The sole question on appeal is whether the amended complaint herein states a cause of action under the Federal Employers' Liability Act, 45 U.S.C.A. § 51, which provides in part that railroads engaged in interstate commerce ‘* * * shall be liable in damages to any person suffering injury while he is employed by such carrier in such commerce * * * for such injury * * * resulting in whole or in part from the negligence of any of the officers, agents, or employees of such carrier, * * *.’
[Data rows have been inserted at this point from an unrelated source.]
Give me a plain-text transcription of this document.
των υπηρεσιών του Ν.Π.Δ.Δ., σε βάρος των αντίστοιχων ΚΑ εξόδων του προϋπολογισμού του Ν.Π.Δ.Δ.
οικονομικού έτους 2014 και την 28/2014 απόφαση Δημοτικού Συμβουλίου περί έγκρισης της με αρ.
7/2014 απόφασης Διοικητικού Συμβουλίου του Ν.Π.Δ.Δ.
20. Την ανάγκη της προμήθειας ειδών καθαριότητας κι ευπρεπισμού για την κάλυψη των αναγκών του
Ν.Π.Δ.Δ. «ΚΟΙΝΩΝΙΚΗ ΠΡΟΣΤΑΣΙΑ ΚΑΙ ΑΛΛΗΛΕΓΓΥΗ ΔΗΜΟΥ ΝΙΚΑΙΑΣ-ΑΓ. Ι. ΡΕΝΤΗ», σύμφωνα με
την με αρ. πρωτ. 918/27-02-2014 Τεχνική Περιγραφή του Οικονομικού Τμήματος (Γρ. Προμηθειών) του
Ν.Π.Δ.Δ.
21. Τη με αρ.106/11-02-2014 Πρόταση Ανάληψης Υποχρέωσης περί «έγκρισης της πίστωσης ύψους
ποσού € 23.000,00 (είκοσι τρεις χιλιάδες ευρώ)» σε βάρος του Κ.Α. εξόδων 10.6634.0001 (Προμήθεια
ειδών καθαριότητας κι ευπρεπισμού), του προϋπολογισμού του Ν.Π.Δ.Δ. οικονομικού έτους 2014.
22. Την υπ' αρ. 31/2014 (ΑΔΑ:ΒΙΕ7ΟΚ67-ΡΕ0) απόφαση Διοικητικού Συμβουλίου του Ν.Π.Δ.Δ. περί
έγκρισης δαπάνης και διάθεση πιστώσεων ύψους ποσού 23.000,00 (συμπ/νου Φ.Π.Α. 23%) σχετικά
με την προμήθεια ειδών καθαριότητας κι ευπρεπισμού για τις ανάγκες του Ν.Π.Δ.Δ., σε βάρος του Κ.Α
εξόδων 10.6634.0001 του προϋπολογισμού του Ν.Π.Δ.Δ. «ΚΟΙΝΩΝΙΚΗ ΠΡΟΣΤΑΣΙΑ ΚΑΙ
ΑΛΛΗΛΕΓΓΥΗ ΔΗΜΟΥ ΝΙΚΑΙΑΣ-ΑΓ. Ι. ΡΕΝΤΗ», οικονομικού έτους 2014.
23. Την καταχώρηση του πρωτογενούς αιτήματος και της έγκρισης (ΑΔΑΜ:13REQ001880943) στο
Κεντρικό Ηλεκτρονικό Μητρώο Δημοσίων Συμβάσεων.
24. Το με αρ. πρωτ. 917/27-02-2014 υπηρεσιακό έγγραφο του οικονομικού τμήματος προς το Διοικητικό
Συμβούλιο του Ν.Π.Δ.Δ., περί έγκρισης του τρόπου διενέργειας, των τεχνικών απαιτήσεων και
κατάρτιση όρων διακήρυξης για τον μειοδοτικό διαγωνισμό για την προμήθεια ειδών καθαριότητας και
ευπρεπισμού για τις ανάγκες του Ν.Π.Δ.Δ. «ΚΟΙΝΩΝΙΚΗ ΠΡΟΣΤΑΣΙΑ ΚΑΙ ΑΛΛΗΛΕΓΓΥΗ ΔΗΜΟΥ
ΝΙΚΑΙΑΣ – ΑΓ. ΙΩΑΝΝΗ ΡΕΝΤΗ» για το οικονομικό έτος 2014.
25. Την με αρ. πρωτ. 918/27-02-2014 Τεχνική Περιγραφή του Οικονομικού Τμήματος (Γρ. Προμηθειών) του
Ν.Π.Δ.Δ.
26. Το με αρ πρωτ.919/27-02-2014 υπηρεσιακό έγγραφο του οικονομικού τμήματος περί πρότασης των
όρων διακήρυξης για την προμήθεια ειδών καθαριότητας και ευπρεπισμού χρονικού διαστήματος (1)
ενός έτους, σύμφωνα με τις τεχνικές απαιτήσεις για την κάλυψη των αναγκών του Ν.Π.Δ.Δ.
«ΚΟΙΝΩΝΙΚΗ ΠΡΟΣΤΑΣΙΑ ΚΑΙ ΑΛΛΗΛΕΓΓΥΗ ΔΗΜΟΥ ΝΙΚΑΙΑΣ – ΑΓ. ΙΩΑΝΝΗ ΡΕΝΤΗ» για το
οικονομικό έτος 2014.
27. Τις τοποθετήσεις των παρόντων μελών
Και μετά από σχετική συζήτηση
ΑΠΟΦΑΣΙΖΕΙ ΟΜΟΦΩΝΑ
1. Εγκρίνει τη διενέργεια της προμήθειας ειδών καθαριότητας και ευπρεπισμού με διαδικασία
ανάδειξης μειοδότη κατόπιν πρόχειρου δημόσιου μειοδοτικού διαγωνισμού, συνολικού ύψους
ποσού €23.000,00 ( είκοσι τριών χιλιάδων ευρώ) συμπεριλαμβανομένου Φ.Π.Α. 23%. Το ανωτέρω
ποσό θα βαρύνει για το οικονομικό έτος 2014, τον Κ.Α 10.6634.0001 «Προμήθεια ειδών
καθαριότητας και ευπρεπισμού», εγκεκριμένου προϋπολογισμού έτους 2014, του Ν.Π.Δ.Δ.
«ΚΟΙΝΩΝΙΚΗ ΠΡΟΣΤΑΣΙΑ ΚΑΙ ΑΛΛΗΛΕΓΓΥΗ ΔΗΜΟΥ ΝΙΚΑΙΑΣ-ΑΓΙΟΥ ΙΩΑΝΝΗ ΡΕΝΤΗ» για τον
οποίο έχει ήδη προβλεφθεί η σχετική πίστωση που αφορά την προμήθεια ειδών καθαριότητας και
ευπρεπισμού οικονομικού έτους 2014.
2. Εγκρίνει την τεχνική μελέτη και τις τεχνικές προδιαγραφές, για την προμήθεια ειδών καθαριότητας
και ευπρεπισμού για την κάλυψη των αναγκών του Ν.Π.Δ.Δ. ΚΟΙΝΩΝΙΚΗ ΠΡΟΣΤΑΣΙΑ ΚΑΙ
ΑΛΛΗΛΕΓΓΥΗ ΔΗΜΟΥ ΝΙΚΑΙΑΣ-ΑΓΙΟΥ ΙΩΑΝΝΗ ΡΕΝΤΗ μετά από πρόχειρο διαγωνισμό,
The determination of whether plaintiff's nervous collapse was an ‘injury’ caused by defendant's ‘negligence’ is governed by federal law. Urie v. Thompson, 337 U.S. 163, 69 S.Ct. 1018, 93 L.Ed. 1282. The facts alleged by plaintiff are clarly distinguishable from those in the occupational disease cases such as the Urie case and Atchison, Topeka & Santa Fe Railway Co. v. Preston, 10 Cir., 257 F.2d 933, upon which plaintiff relies. The cause of action as stated in plaintiff's complaint is more comparable to that as set forth in Burwell v. Railway Express Agency, Inc., D.C., 26 F.Supp. 26. There it was alleged that the employer required a bookkeeper to do more work than his condition warranted which so impaired his health as to cause his death. The court, in sustaining defendant's demurrer without leave to amend, held that the conditions alleged did not constitute an injury within the purview of the statute, and hence the complaint did not state a cause of action.

The judgment is affirmed.

PEEK, Justice.

VAN DYKE, P. J., and SCHOTTKY, J., concur.